Many defects take place during the process of moulds and dies manufacture. This paper will suggest some solutions to these problems.
1. The forging process.
High carbon steels and high alloy steels, such as Cr12MoV and W18Cr4V, are widely used in manufacturing of moulds and dies. Nevertheless, these steels have defects like composition segregation, uneven carbides, uneven microstructures, etc. Therefore, rational forging process should be used to shape work-blanks. With this method, sizes and specifications of steels can meet those of work-blanks, while micronstructures and performances of steels can be improved at the same time. Besides, due to the poor thermal conductivity of these forgings, heating process should be slow and well-distributed. One should take suitable forging ratior within the range of forging temperatures.
2. The cutting process.
Perfect cutting process of moulds
and dies can make sure precise fillet radius in transitional regions as well as smooth connection between arcs and straight lines. With poor machining process, three kinds of damages might happen to moulds and dies. First, unsuitable machining process might lead to sharp corners or undersize fillets. In this case, grave stress concentration will occur to moulds or dies in work. Second, rough surfaces of tooling after machining process might exist marks, fissures, incisions and other defects. These defects are stress concentration points as well as initiation of crack, fatigue crack or thermal fatigue crack. Third, if decarburized layers of work-blanks that produced during roolling or forging process were not cut completely and evenly, uneven hardening layers might occur during thermal treatment. Thus, the abrasive resistance of tooling will decrease.
3. The grinding process.
In general, moulds and dies should undergo grinding process after quenching and tempering to reduce the surface roughness. Faults like excessive grinding speed, undersized granularity of the grinding wheel, poor cooling conditions and others may shorten the service life of tooling. That is because, these faults may result in partial overheating of tooling surfaces and changes the microstructures of tooling. The surface of products may soften with abating hardness. Moreover, relatively high tensile stresses might occur. To take stress relief treatment after grinding process can effectively prevent from grinding cracks. There are many measures can be employed to keep off overheating or cracks.

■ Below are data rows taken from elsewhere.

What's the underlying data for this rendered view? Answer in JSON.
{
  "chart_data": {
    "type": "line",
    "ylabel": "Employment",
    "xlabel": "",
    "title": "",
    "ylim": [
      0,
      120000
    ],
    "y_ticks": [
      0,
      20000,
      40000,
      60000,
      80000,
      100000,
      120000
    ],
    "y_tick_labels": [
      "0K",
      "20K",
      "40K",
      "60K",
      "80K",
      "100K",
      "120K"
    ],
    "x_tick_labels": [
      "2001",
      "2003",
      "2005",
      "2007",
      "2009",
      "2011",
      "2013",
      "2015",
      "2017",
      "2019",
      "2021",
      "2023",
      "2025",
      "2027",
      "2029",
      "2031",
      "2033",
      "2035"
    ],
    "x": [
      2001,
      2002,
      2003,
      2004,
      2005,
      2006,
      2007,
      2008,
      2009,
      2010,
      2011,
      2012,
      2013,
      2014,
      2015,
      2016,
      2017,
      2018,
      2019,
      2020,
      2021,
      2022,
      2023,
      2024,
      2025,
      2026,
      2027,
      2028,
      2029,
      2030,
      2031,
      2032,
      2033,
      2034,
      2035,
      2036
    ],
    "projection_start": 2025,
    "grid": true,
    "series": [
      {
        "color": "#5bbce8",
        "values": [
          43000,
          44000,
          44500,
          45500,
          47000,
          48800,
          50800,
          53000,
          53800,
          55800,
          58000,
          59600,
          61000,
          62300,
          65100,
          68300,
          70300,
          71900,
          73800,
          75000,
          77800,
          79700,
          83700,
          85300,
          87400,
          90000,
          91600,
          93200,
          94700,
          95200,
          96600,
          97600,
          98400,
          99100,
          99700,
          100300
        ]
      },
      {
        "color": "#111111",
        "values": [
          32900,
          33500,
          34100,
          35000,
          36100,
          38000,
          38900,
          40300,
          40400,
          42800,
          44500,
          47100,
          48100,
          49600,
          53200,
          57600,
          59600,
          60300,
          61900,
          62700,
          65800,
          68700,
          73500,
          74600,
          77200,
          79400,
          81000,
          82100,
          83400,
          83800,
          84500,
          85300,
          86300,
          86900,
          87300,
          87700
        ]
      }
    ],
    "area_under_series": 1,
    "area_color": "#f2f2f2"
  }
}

4.The electrical discharge machining.
A mass of heat will be generated during this process. The temperature of regions for machining reaches about 10000℃. Due to the high temperature, structures within the region will certainly change. Surfaces of tooling will molten under high temperatures and cooling down in no time. Therefore, new solidified layers will take form on the surface. These new solidified layers are white and have many microscopic cracks. In order to prolong service life of moulds and dies, die casting manufacturers can take the following measures. First, adjusting the parameters. Second, using electrolytic method or mechanical grinding to remove the white layers on the surfaces, especially those microscopic cracks. Third,employing low temperature tempering for one time after electrical discharge machining to stabilize the abnormal layers and stop microscopic cracks from expansion.